Energy Policy Act of 2006 – The Renewable Fuel Standard will double the use of ethanol
and biodiesel by 2012 and provides that in 2013, 250 million gallons a year of cellulose-
derived ethanol be included. This amount will require a conservative estimate of 3.5
million dry tons of biomass, less than 1% of what is available nationally.
USDA, Natural Resources Conservation Service‘s Cooperative Conservation Partnership
Initiative (CCPI) is a voluntary program established to foster conservation partnerships
that focus technical and financial resources on conservation priorities in watersheds and
airsheds of special significance. Under CCPI, funds are awarded to State and local
governments and agencies; Indian tribes; and non-governmental organizations that have a
history of working with agricultural producers. The Upper Midwest could participate as
a region.

The Bioeconomy Institute of Iowa State University has addressed the issue of biomass
transportation through the HST (Harvest, Transportation and Storage) Consortium. See
http://www.biorenew.iastate.edu/research/harvest-storage-and-transportation-of-
biomass.html

Type(s) of GHG Reductions
Primarily CO2 from the reduction of fossil fuel use for energy and transportation and
greater efficiencies in the harvest, storage and transportation of biomass for energy and
fuels.

Estimated GHG Reductions and Net Costs or Cost Savings
Data Sources:
Transportation Logistics for Biomass for Industrial Fuel and Energy Enterprises, a
presentation by Purdue University, Biofeedstock and Particulate Technology Research
Group. www.jgpress.com/bcre07/t10.pdf

Design, Simulation, Analysis and Optimization of Transportation System for a Biomass to
Ethanol Conversion Plant by Poorna Ravula, University of VA
scholar.lib.vt.edu/theses/available/etd-05072007-165454/unrestricted/Dissertation.pdf

Quantification Methods:
This policy option has not been quantified.

Key Uncertainties
None cited.

Additional Benefits and Costs
      Improved transportation systems can be used for more than biomass transport.
      Utilizing unused facilities for storage reduces overall costs while recycling vacant
       buildings.
      Actions in this policy option can increase local wealth and community stability.
Feasibility Issues
      Research gaps
      Determining driving force, supply or demand.
Status of Group Approval
Pending

Level of Group Support
TBD

Barriers to Consensus
TBD
                        BT-6.1: Bioeconomic Wealth Creation



Policy Description
The Midwest is ideally positioned to benefit from the movement from a petroleum-based
toward a bio-based economy due to its strong agricultural and forestry bases and the
presence of some of the nation‘s best research colleges and universities. The Midwest
must build on the pattern of success established by the initial farmer owned ethanol
plants. Keeping feedstocks, production and markets in the region, strategically
coordinated and interrelated, will keep more dollars circulating in Midwestern
communities

The entire corn ethanol business has been primarily a product of the Midwest as
evidenced by the fact the of the 207 fuel ethanol plants functioning or under construction
in the United States, 152 are located in Midwestern and Great Plains states. Most
importantly, 50 to 60% of Midwestern ethanol production are primarily farmer-owned,
limited liability corporations as opposed to absentee, Wall Street investors.
In the past, strong state programs, primarily through producer credits, have encouraged
local producers to initiate processing plants.

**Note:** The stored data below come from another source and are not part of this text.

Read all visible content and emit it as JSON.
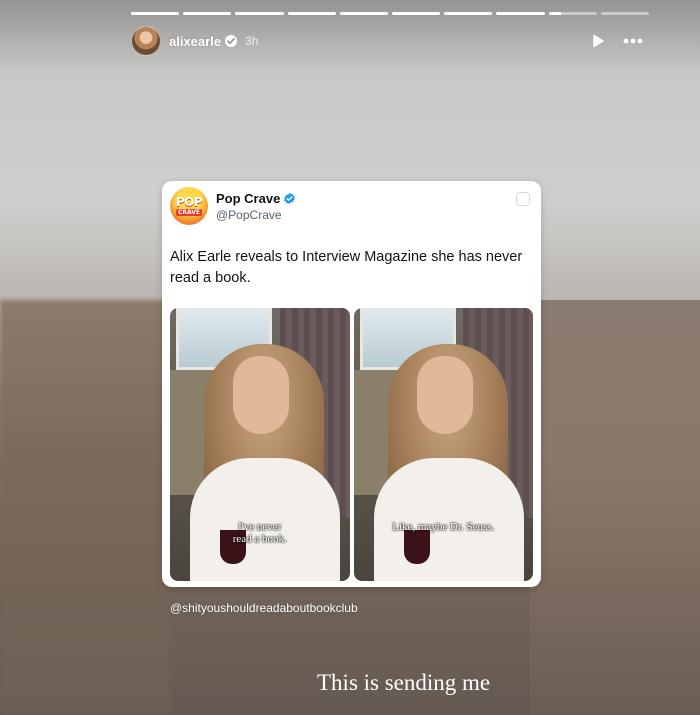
{
  "story": {
    "progress_segments": [
      1,
      1,
      1,
      1,
      1,
      1,
      1,
      1,
      0.25,
      0
    ],
    "user": {
      "username": "alixearle",
      "time": "3h"
    },
    "icons": {
      "verified": "verified-icon",
      "play": "play-icon",
      "more": "more-icon"
    }
  },
  "tweet": {
    "display_name": "Pop Crave",
    "handle": "@PopCrave",
    "logo_text": {
      "top": "POP",
      "bottom": "CRAVE"
    },
    "text": "Alix Earle reveals to Interview Magazine she has never read a book.",
    "photos": [
      {
        "caption_line1": "I've never",
        "caption_line2": "read a book."
      },
      {
        "caption_line1": "Like, maybe Dr. Seuss.",
        "caption_line2": ""
      }
    ]
  },
  "credit": "@shityoushouldreadaboutbookclub",
  "overlay_text": "This is sending me"
}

The presently nine billion gallon-annual ethanol industry has created jobs in the facilities,
and in the myriad of related industries. However, transferring this incredible local
success story to the Second Generation Biofuels production will be a challenge.

Presently, commercialization of new technology requires capital investments outside of
the realm of the farmer-owned corporations. Out-of-region venture capital funders tend
to focus on solutions outside of the region rather than supporting the existing regional
infrastructure.

This policy option is designed to encourage and facilitate the development of funding and
investment sources, business interests, and entrepreneurs in deploying technologies
developed in the Midwest, pursuing business opportunities associated with the emerging
bioeconomy as quickly and as significantly as possible, and accruing to the region and its
local communities the value-added margins available from these new technologies.


Policy Design


Goals:
        By 2010, establish a regional work group to study and provide recommendations
         on the removal of barriers preventing cooperatives and local funding entities from
         receiving government and grant monies for technology improvements to existing
         biorefining facilities.
        By 2012, establish a fund to provide $50 million in underwriting for capital
         improvements to existing fuel ethanol facilities in the Midwest that meet the
         policy criteria listed above.
      By 2011, create a regional business development office to develop key
       technologies that best leverage Midwestern intellectual capital and other assets in
       the bioeconomy, and emphasizes:



Implementation Mechanisms
Support infrastructure mandates that enable the Midwest to ramp up agricultural-based
energy (e.g. all new pumps must be certified to higher ethanol blends), even if they do
not mandate its use.
Develop diverse and innovative funding strategies such as bonding authorities, removing
barriers to entry for small producers, and diversifying financing methodologies.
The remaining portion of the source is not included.